My shoulders rise and go tight. “Well, not exactly like you.” I raise my voice.
“No, okay. She keeps her clothes on for the camera,” they clarify.
“Where are you from, Maeve?” Jessica asks. “Your accent is cute.”
“Dublin, Ireland,” I answer.
“Oh, you’re the one Loncey has been texting,” she says knowingly.
I feel my cheeks blush at that comment. The idea that Loncey has mentioned me to her already feels… unexpected and well, kind of nice.
“They’ve got some crazy idea that Ireland is a country worth visiting. I think they’re just holding out for a European visa from me or something,” I joke. “But really it’s a bit of a shithole.” I wince. “Sorry, Loncey’s ma.”
The camera lifts to give me a better view of their mother.
“No apologies necessary. As I taught my kids, there are no bad words, only bad intentions,” she says, and she gives eachof her children a warm smile. “And my name is Gabrielle. It’s a pleasure to meet you, Maeve.”
“And you. I should let youse get back to your film.”
“Film?” Jessica turns to her friend, then Loncey and repeats the word with my Irish pronunciation. “She saysfilm.”
“What should I say?” I ask, confused.
“Movie,” Loncey explains and their face is back on the screen. “We say movie.”

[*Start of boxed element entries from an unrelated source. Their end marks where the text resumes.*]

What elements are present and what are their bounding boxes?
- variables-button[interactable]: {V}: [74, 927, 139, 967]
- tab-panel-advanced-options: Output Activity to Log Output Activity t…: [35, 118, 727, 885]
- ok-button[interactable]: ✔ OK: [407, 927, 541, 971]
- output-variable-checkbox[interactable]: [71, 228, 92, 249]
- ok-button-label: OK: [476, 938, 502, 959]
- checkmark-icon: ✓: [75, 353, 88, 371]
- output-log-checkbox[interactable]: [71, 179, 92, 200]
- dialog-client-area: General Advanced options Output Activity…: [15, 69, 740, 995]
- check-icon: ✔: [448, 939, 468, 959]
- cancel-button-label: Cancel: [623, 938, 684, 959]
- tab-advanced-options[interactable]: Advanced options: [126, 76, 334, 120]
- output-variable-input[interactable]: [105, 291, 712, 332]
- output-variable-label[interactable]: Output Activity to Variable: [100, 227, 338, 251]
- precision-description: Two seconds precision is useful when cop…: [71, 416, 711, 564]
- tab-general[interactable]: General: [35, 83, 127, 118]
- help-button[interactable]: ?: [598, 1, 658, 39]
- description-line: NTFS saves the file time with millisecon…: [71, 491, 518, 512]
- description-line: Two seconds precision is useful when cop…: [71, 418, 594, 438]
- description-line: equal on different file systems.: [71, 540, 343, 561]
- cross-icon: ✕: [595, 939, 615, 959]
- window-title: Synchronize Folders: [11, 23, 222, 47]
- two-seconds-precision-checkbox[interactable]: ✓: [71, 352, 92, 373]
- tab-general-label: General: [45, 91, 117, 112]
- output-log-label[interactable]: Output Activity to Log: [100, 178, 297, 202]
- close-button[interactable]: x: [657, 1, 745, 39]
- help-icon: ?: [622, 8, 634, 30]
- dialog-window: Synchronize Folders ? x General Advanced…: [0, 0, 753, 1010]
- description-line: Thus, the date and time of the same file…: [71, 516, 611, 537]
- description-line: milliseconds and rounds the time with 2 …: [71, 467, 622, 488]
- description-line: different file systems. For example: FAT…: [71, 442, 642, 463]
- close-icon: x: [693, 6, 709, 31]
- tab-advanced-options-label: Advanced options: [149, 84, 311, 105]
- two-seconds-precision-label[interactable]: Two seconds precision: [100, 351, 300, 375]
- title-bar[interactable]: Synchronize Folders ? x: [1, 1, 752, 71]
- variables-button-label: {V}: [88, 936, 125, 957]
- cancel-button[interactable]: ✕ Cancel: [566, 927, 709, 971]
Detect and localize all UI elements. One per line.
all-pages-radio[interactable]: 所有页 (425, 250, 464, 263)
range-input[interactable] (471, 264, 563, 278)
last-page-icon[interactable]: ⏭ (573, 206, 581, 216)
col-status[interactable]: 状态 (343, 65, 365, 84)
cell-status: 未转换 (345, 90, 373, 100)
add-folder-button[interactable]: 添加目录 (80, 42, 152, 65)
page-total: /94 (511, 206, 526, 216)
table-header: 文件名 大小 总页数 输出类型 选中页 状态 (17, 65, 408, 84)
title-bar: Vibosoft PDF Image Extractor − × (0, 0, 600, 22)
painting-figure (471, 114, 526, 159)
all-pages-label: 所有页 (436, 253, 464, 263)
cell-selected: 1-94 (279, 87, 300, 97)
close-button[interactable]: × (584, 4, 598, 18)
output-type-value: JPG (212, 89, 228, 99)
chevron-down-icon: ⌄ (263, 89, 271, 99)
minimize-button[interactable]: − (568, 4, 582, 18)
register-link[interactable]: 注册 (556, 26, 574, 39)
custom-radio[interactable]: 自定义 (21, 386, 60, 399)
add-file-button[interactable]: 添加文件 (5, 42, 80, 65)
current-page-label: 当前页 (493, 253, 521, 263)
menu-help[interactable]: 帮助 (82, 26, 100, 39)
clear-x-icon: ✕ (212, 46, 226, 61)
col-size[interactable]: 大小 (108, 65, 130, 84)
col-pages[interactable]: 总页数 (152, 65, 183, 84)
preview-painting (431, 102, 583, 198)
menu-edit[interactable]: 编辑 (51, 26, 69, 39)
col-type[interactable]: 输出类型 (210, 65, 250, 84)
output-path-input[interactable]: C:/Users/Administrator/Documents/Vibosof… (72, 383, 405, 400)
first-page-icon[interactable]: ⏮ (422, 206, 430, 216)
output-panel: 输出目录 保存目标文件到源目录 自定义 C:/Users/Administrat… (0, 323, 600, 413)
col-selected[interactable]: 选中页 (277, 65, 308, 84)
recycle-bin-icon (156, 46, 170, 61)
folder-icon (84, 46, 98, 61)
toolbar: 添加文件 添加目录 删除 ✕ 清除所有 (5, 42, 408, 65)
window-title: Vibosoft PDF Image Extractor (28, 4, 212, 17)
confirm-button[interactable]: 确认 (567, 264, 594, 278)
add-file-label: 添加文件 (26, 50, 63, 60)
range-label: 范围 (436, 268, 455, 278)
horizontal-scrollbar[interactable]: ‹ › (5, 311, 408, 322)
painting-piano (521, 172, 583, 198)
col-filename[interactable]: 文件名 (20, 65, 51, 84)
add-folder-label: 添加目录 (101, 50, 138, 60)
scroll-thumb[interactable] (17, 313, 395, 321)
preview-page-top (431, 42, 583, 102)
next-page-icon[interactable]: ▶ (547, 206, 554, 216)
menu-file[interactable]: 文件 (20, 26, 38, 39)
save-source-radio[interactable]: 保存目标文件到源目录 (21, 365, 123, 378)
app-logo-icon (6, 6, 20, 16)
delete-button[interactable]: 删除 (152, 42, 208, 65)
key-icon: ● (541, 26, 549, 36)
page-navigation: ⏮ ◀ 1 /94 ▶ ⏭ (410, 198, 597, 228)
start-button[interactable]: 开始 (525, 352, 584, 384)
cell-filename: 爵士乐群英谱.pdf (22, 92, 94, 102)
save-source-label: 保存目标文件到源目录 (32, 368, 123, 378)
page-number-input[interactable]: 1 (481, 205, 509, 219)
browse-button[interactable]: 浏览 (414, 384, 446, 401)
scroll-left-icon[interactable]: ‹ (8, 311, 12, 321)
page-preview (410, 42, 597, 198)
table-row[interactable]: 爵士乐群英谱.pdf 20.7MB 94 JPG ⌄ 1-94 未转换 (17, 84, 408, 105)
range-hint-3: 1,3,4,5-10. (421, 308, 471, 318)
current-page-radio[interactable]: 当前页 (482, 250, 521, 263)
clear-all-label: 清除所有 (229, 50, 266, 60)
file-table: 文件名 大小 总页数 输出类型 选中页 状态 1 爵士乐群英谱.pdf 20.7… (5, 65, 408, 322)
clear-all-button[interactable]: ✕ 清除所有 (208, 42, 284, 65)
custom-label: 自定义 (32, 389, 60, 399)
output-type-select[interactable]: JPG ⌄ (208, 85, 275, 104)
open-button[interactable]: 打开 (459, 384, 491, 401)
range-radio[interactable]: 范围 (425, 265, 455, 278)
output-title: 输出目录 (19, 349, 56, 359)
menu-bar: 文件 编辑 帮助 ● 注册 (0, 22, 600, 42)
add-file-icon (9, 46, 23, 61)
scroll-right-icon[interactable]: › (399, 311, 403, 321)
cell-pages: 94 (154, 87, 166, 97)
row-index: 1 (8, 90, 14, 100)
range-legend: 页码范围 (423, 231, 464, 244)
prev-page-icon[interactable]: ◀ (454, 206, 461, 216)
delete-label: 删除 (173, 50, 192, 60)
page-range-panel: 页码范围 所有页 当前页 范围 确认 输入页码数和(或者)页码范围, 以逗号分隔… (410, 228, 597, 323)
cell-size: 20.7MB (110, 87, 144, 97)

I roll my eyes and then I’m raised up and I see a view of the three women and Prince on the couch over Loncey’s shoulder.
“Say goodbye to Maeve,” they instruct and the three of them wave and say various types of farewells. I half-expect Loncey to then hang up but they tell me to, “Hold up.” and suddenly we’re on the move again.
“They’re nice,” I say when Loncey is back in their yard.
“They’re my family,” they say. “And Taylor. But she’s sort of like family too, I guess.”
“Don’t you want to join them?” I ask.
“Nah,” Loncey says as they open the cabin door and in a second they’re surrounded by wood again. “I’ve got a ton of editing to do and I’m meeting up with one of my mentees later.”
“Mentees?”
“I mentor a few up-and-coming content creators. People who are just getting started. Queer people. I help them get set up, give them some tips and introduce them to other creators who aren’t going to screw them over.”
“Screw them over? Isn’t that exactly what’s supposed to happen?” I ask, only half-joking as I process what they’re saying. I’d never imagined somebody mentoring another person who wants to get into selling sexual content online but now they’ve said it, I suspect it could be incredibly helpful.
“There’s good screwing of people and then there’s the bad kind. There have been countless scandals over the years of people committing assault on collaborations, not to mention not respecting boundaries, or just being disrespectful in countless other ways. There are a lot of dicks working in this industry, if you’ll pardon the pun.”
I snort. “It’s a good pun.”
“From you, that’s high praise. I’ll take it.”
“How much do you charge for doing that?” I ask, the cogs in my brain turning over.
“The mentoring? Maeve, I don’t charge. That would be… wrong.”
“You just help people in all this spare time you say you don’t have?”
Loncey pulls their pink lips into their mouth and seems to chew on them for a second. “I make time. If it matters, I make time for it.”
I think on that for a few seconds. I’d like to say I’m the same way, but I don’t know how true that would be.